El saber antiguo, perdido
Un incendio que se propagó por el puerto devoró entonces 40.000 volúmenes que se encontraban alojados en distintos depósitos. Aunque no está claro que éstos formaran parte de la famosa biblioteca, Fernado Báez cree que habían sido adquiridos para la misma. Otra dependencia adicional, la Biblioteca Hija, situada en el Templo de Serapis, sobrevivió hasta fines del siglo IV, cuando ambos fueron destruidos por una turba de cristianos mandados por el obispo de Alejandría, Teófilo, que veía en ellos un intolerable vestigio del antiguo paganismo. En el año 415, el historiador Orosio visitó la ciudad y confirmó que "los estantes para libros habían sido vaciados", lo que parece demostrar que la Biblioteca había desaparecido en el siglo V. Aun así, no se sabe con certeza si todas sus instalaciones habían sido saqueadas.
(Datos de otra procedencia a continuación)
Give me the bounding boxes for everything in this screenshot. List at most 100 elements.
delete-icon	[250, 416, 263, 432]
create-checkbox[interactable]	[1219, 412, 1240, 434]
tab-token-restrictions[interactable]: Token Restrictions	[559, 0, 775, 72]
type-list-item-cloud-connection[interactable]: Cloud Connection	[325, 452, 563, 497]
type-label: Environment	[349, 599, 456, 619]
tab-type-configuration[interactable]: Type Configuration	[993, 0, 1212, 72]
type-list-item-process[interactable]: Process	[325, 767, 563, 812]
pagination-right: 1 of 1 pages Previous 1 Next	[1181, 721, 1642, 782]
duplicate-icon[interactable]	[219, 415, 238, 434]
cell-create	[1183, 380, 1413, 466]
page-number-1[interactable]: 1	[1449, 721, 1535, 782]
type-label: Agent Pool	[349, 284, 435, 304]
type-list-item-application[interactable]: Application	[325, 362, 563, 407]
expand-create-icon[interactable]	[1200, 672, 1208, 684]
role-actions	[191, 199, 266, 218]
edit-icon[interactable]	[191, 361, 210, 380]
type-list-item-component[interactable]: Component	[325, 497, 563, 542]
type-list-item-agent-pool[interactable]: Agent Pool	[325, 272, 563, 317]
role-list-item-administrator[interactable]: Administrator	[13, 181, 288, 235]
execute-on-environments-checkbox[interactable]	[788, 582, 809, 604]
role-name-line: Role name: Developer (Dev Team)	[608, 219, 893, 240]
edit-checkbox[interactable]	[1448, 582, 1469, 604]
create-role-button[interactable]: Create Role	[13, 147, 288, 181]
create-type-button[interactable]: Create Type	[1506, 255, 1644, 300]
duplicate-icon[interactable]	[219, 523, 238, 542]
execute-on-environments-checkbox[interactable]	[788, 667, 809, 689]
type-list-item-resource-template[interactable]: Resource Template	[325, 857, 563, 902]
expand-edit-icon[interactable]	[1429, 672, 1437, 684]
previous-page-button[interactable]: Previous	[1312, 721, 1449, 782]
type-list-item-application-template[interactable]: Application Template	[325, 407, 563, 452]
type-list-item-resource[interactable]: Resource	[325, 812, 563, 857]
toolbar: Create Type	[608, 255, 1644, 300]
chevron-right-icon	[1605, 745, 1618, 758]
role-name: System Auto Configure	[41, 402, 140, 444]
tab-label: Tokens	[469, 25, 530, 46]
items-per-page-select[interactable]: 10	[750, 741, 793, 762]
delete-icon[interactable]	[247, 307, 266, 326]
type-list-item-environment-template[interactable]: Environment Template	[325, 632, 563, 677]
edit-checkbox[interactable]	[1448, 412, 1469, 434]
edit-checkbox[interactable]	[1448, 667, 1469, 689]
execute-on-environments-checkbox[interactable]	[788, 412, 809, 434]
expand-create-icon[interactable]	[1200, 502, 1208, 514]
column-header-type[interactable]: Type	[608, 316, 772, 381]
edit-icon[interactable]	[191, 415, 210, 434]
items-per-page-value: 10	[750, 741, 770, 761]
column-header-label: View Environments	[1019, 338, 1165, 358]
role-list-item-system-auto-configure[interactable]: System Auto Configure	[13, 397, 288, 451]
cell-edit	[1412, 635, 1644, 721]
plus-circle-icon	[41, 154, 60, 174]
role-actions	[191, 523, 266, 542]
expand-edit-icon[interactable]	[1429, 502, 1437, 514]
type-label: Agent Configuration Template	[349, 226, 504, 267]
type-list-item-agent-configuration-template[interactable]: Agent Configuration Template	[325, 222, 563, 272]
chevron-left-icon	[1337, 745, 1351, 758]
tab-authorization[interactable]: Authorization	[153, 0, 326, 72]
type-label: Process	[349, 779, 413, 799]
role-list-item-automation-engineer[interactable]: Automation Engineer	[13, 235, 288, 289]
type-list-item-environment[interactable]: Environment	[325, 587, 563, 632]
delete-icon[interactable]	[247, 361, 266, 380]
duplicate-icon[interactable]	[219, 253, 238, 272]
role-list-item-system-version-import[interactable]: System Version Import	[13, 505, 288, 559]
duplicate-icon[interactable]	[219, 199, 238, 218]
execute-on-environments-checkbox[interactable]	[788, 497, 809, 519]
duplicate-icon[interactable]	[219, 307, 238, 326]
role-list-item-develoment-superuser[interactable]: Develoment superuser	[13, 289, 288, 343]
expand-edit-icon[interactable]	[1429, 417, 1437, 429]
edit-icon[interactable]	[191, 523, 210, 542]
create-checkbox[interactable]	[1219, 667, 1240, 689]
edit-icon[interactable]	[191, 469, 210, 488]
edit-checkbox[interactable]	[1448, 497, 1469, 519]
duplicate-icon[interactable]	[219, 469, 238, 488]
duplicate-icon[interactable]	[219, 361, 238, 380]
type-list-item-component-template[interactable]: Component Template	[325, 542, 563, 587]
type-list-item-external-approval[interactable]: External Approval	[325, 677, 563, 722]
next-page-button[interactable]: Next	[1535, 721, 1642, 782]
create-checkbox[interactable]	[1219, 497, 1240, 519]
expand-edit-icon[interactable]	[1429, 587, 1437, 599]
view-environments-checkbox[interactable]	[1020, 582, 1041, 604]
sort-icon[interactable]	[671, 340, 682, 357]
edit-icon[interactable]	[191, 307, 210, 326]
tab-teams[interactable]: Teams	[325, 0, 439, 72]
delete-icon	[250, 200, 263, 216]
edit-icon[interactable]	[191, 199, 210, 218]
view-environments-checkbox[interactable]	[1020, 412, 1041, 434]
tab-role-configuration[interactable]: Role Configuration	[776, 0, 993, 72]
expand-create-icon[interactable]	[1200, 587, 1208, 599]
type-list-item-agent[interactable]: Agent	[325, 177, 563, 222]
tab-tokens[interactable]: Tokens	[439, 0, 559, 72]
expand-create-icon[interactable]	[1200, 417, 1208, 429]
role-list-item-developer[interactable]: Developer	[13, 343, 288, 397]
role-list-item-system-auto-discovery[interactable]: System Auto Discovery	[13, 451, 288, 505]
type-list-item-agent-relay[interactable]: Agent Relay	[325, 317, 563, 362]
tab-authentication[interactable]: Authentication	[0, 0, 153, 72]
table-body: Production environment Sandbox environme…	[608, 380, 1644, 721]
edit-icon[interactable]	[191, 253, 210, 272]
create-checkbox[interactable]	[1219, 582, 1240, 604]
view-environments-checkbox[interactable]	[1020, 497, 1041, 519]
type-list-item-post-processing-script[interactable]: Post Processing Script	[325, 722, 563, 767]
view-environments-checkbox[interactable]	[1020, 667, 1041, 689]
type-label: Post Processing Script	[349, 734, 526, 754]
Si tenemos en cuenta el testimonio de Orosio, parece poco probable que los árabes destruyeran los volúmenes supervivientes cuando asaltaron Alejandría en 642. Aun así, el cronista árabe Ibn al-Kifti indica que Omar I (586- 644) ordenó destruir los libros ya que "si contenían la misma doctrina del Corán, no servían para nada porque se repetían, y si no, no tenía caso conservarlos". Kifti, que en cualquier caso vivió siete siglos después de la toma de la ciudad, señala que los textos, entre los que se encontraban obras de Hesíodo, Platón o Gorgias, eran tantos que sirvieron como combustible durante seis meses.